According to the most recent tribal education status report by the New Mexico Public Education Department, Native American students have the lowest four-year graduation rate when compared with other ethnic groups.

There was some growth from the cohort group of 2019, but overall, students who identify as Native Americans graduate at less than half the rate of Hispanics and African Americans.

“American Indian students continue to fall behind in attendance compared to other subgroups,” the report said.

Samantha Begaye, San Juan College graduate, holds her mortarboard, which has a photo of her grandmother, Daisy, who died two years ago. The lettering reads, ‘I know you would be here if Heaven wasn’t far.’ Begaye said her grandmother was a big influence in her family on education. (Alx Lee/Tri-City Record)
Stories of honor and culture

Samantha Begaye, graduated May 11 with her commercial driver’s license from San Juan College. Family from Arizona attended to celebrate her accomplishment.

Begaye chose to decorate her graduation cap to honor her grandmother Daisy, who died two years ago.

The cap sparkled with colors of purple and white while including her grandmother’s favorite flower. On the cap, a picture of Daisy sat next to the words ‘‘I know you would be here if Heaven wasn’t far.”

Daisy was an advocate for education in her family and encouraged them on their academic endeavors, Begaye said.

“She would take us to school every day because I live in Arizona, so we would have to cross the state line to get to school,” she said “Every day she would take us to the bus stop and she would pick us up about 20 minutes from home every day, Monday through Friday.”

Begaye said she knew she wanted to decorate her cap to honor her grandmother, who was at every family graduation, and decorated the night before.

Kevika Begay, a first in her family to graduate, got her degree in business administration from San Juan College. She said her mother, Calandra Begay, beaded her cap in less than a week.

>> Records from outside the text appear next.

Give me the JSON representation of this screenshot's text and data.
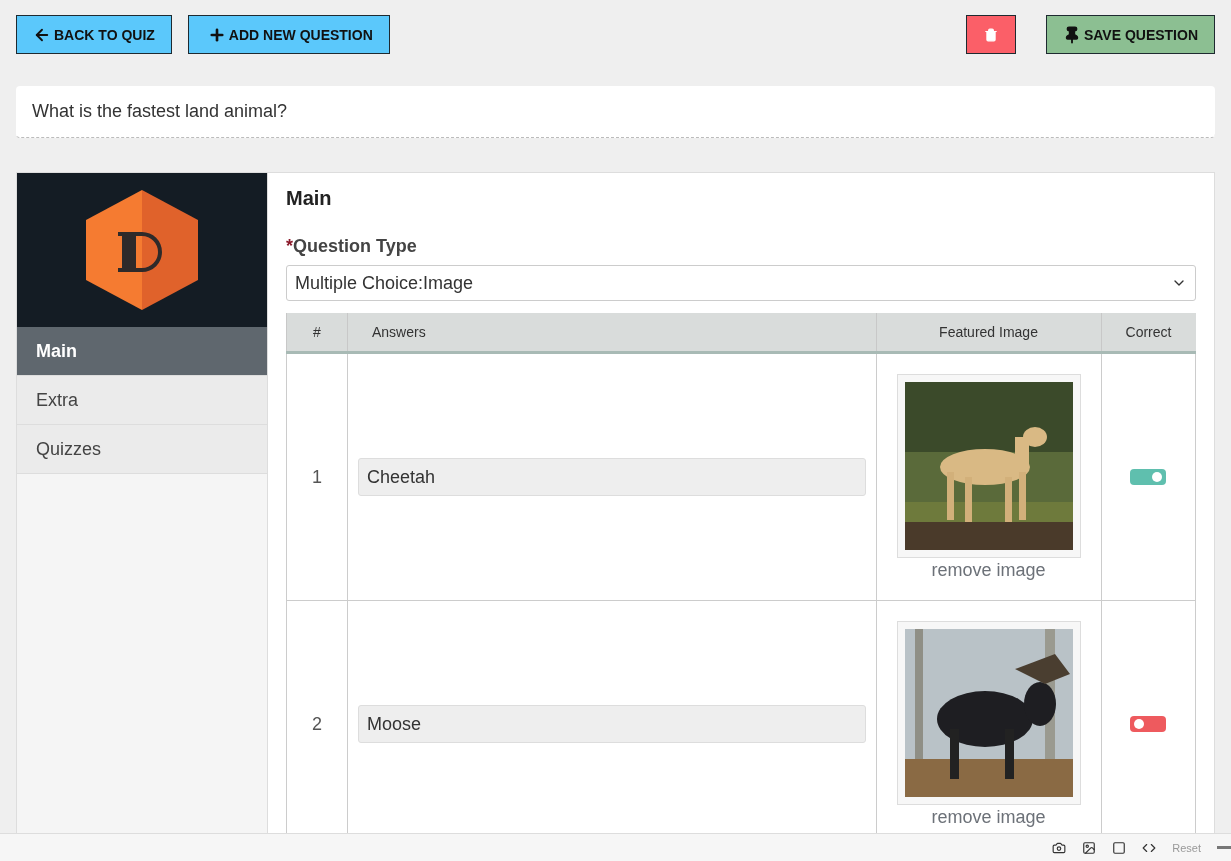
{
  "toolbar": {
    "back": "BACK TO QUIZ",
    "add": "ADD NEW QUESTION",
    "save": "SAVE QUESTION"
  },
  "question": {
    "value": "What is the fastest land animal?"
  },
  "sidebar": {
    "items": [
      {
        "label": "Main",
        "selected": true
      },
      {
        "label": "Extra",
        "selected": false
      },
      {
        "label": "Quizzes",
        "selected": false
      }
    ]
  },
  "main": {
    "title": "Main",
    "required_mark": "*",
    "type_label": "Question Type",
    "type_value": "Multiple Choice:Image"
  },
  "table": {
    "columns": [
      "#",
      "Answers",
      "Featured Image",
      "Correct"
    ],
    "rows": [
      {
        "number": "1",
        "answer": "Cheetah",
        "remove": "remove image",
        "correct": true
      },
      {
        "number": "2",
        "answer": "Moose",
        "remove": "remove image",
        "correct": false
      }
    ]
  },
  "bottom_bar": {
    "reset": "Reset"
  }
}
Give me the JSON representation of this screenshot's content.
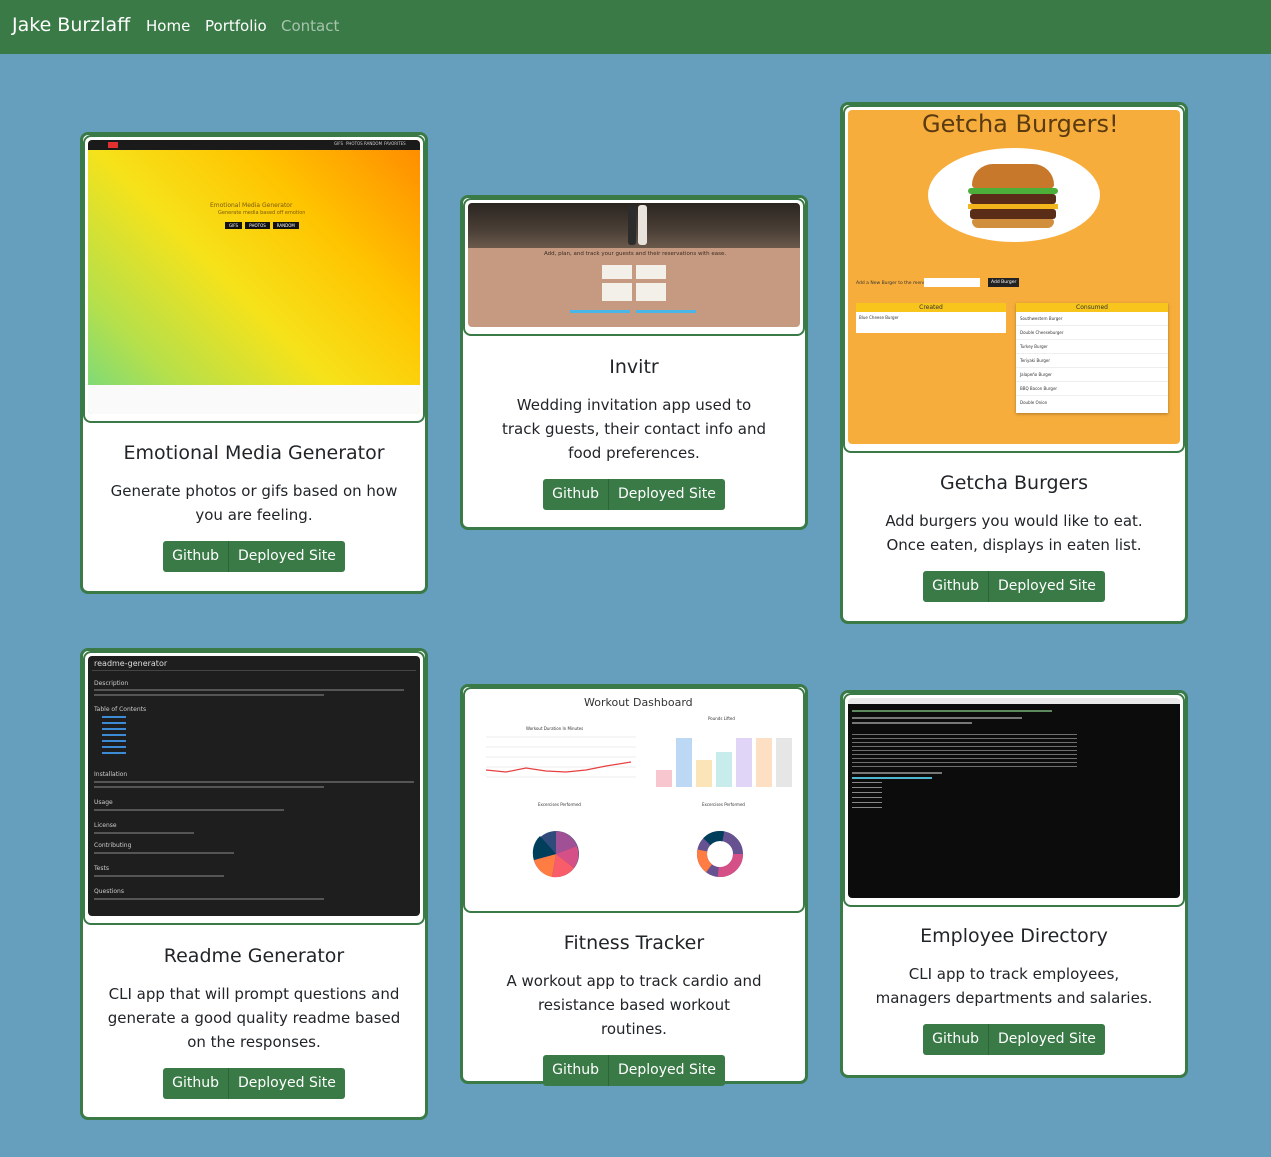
{
  "navbar": {
    "brand": "Jake Burzlaff",
    "links": [
      "Home",
      "Portfolio",
      "Contact"
    ]
  },
  "projects": [
    {
      "title": "Emotional Media Generator",
      "description": "Generate photos or gifs based on how you are feeling.",
      "github_label": "Github",
      "deployed_label": "Deployed Site",
      "preview_heading": "Emotional Media Generator",
      "preview_sub": "Generate media based off emotion",
      "preview_buttons": [
        "GIFS",
        "PHOTOS",
        "RANDOM"
      ],
      "preview_nav": [
        "GIFS",
        "PHOTOS",
        "RANDOM",
        "FAVORITES"
      ]
    },
    {
      "title": "Invitr",
      "description": "Wedding invitation app used to track guests, their contact info and food preferences.",
      "github_label": "Github",
      "deployed_label": "Deployed Site",
      "preview_heading": "Add, plan, and track your guests and their reservations with ease."
    },
    {
      "title": "Getcha Burgers",
      "description": "Add burgers you would like to eat. Once eaten, displays in eaten list.",
      "github_label": "Github",
      "deployed_label": "Deployed Site",
      "preview_heading": "Getcha Burgers!",
      "preview_add_label": "Add a New Burger to the menu:",
      "preview_add_button": "Add Burger",
      "preview_created": "Created",
      "preview_consumed": "Consumed",
      "preview_created_items": [
        "Blue Cheese Burger"
      ],
      "preview_consumed_items": [
        "Southwestern Burger",
        "Double Cheeseburger",
        "Turkey Burger",
        "Teriyaki Burger",
        "Jalapeño Burger",
        "BBQ Bacon Burger",
        "Double Onion"
      ]
    },
    {
      "title": "Readme Generator",
      "description": "CLI app that will prompt questions and generate a good quality readme based on the responses.",
      "github_label": "Github",
      "deployed_label": "Deployed Site",
      "preview_heading": "readme-generator",
      "preview_sections": [
        "Description",
        "Table of Contents",
        "Installation",
        "Usage",
        "License",
        "Contributing",
        "Tests",
        "Questions"
      ]
    },
    {
      "title": "Fitness Tracker",
      "description": "A workout app to track cardio and resistance based workout routines.",
      "github_label": "Github",
      "deployed_label": "Deployed Site",
      "preview_heading": "Workout Dashboard",
      "preview_chart1": "Workout Duration In Minutes",
      "preview_chart2": "Pounds Lifted",
      "preview_chart3": "Excercises Performed",
      "preview_chart4": "Excercises Performed"
    },
    {
      "title": "Employee Directory",
      "description": "CLI app to track employees, managers departments and salaries.",
      "github_label": "Github",
      "deployed_label": "Deployed Site"
    }
  ]
}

The graduate said she chose the colors and included butterflies because those who know her refer to her as a butterfly.

Beading was a skill she learned on her own, but the family does have a background in jewelry and pottery, according to the graduate’s mother, Calandra Begay.

“It really shows who you are,” the graduate said. “I saw other people's caps, and they really represented what they like and who they are.”

The beaded cap will be an item she will keep forever, she said.

Terri Etcitty, Shiprock High School graduate, wore a beaded cap with a feather attached. (Alx Lee/Tri-City Record)

Terri Etsitty, a Shiprock High School graduate, wore a mortarboard that was beaded by her mother’s friend, who had a baby while making it.

The cap was given to the friend and completed in three weeks, according to the graduate’s mother.

“Pink was a really, really big choice,” Etsitty said.

The color signified her experience with depression and the liberation of that toward her happiness, the graduate’s mother said.

“We go through Native American church, so it's very important for us to show our culture and show people what we believe in,” she said. “Hopefully she'll carry that forth and don't lose it, don't lose the culture, don't lose a tradition.”